He is looking for long-term commitment and a sort of long-term altruism. It is not the purpose of the society to help create monopolies--in mushrooms, teaching techniques, housing construction. Rather, the goal is for concepts to be implemented regionally, involving employment and decision making on a local level, and then to replicate the concepts nationally.

To this end, the fellows are brought together on a board, encouraged to network for new ideas and for mutual support since they are up against entrenched bureaucracies and other hurdles held in place by the status quo. They are also encouraged to identify other entrepreneurs.

“We operate on the premise that it takes one to know one,” Drayton said.

The other item on the society’s agenda, he said, is education. By providing examples of real people who are accomplished individuals, the society wants to overcome the “astonishing images” of Third World people often held in the West.

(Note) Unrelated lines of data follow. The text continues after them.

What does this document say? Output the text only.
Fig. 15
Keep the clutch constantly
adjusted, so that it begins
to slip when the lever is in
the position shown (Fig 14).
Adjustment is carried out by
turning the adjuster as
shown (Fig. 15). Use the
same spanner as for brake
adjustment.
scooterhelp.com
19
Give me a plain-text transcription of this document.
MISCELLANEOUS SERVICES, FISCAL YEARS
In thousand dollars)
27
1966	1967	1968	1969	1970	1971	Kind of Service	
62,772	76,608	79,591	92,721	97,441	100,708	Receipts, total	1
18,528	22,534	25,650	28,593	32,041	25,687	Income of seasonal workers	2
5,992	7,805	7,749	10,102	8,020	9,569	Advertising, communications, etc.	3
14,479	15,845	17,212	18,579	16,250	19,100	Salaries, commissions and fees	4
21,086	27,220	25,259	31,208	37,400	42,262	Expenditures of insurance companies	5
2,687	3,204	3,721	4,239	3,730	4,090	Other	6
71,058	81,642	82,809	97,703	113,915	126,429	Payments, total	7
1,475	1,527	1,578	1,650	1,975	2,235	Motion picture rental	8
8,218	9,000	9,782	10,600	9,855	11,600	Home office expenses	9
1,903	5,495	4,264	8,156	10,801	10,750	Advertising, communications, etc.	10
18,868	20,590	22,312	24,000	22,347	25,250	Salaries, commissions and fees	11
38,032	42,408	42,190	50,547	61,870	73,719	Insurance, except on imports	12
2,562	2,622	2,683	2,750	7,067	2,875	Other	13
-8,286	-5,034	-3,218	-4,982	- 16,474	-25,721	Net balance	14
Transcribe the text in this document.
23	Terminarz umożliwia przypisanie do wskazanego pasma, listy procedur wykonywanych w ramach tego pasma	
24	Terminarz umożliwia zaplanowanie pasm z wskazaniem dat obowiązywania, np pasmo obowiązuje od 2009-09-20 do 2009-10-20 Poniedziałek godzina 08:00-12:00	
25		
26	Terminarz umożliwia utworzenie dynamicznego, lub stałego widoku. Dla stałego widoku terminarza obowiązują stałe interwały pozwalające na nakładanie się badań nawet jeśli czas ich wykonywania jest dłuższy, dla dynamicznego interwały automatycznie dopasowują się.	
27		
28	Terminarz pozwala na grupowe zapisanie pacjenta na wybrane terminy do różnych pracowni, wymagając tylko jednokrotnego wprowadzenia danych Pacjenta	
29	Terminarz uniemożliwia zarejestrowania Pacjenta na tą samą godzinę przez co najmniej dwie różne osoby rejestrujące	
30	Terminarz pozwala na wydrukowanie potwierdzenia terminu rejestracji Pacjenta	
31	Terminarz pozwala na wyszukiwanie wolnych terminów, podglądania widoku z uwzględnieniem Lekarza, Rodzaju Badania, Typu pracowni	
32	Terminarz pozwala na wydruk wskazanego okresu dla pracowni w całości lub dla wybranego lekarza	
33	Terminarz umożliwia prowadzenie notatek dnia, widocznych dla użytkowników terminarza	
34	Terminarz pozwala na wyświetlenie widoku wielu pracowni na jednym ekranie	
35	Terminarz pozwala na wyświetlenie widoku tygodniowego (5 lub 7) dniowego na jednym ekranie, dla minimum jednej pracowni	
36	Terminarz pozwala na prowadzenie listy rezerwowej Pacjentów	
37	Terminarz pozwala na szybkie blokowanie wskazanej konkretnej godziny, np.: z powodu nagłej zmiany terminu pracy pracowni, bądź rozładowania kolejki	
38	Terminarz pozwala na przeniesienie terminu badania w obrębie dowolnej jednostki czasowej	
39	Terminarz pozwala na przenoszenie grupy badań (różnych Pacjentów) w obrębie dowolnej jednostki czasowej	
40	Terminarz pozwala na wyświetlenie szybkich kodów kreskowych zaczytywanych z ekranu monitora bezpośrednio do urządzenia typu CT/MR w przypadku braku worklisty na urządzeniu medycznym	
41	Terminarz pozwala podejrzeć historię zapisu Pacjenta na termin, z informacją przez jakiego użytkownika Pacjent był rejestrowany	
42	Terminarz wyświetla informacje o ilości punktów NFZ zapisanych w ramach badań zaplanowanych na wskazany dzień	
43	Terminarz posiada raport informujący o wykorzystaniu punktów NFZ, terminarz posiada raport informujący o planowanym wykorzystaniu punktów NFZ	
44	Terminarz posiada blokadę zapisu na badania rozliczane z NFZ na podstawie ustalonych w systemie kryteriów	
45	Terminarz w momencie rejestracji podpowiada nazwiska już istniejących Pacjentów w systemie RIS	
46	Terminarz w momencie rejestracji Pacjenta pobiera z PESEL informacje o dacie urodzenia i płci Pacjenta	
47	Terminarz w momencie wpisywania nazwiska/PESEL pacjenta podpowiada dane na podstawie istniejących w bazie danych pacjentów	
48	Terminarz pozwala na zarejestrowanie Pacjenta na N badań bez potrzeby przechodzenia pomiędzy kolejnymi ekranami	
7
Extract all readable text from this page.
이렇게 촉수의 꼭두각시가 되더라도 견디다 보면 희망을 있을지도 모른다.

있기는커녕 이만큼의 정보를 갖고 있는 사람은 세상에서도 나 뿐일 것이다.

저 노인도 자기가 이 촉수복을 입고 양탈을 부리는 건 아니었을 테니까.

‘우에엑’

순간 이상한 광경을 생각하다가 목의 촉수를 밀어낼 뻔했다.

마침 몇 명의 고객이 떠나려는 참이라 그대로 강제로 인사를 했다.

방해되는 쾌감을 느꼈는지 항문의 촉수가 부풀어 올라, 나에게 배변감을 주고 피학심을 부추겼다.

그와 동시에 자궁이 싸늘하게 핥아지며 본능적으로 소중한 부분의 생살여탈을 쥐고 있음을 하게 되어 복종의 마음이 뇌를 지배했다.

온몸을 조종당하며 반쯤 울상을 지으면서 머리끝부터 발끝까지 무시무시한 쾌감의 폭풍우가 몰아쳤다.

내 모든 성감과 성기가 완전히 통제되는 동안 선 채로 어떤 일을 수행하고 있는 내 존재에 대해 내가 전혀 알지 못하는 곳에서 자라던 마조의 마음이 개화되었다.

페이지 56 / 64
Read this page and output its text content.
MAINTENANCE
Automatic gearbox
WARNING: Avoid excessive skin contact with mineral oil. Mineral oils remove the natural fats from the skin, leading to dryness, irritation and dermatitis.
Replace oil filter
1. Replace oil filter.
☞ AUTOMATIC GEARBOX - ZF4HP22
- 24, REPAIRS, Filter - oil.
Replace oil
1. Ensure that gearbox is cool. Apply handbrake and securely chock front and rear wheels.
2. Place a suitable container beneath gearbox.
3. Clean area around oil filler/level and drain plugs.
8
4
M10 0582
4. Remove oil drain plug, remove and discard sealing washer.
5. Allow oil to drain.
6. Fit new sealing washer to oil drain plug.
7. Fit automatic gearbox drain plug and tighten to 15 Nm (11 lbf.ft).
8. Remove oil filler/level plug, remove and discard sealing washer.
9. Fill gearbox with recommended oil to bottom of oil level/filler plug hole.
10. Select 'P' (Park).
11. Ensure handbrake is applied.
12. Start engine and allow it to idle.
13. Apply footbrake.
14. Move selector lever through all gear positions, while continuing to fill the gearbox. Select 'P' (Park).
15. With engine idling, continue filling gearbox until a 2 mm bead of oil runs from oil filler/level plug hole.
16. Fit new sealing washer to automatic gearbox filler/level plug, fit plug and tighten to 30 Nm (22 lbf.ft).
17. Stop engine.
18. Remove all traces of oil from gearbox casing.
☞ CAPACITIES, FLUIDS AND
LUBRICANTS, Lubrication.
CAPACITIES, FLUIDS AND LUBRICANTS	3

“If people get to know Kirtee Shah, they will know they are not dealing with a dependent personality, but with a person causing major change.”

As Drayton describes his particular entrepreneurial vision, it is clear that bringing the fellows and their supporters together, nationally and internationally, is a long-term goal seen in all of those practical ideas the Ashoka Society is seeking to encourage.

“We want to get the circle to know and trust each other. That’s not going to bring about world peace but it’s very likely to contribute to some of the web of understanding. Peace comes out of unity,” he said. “We’ve got to find a way by which the positive forces of the world unite.”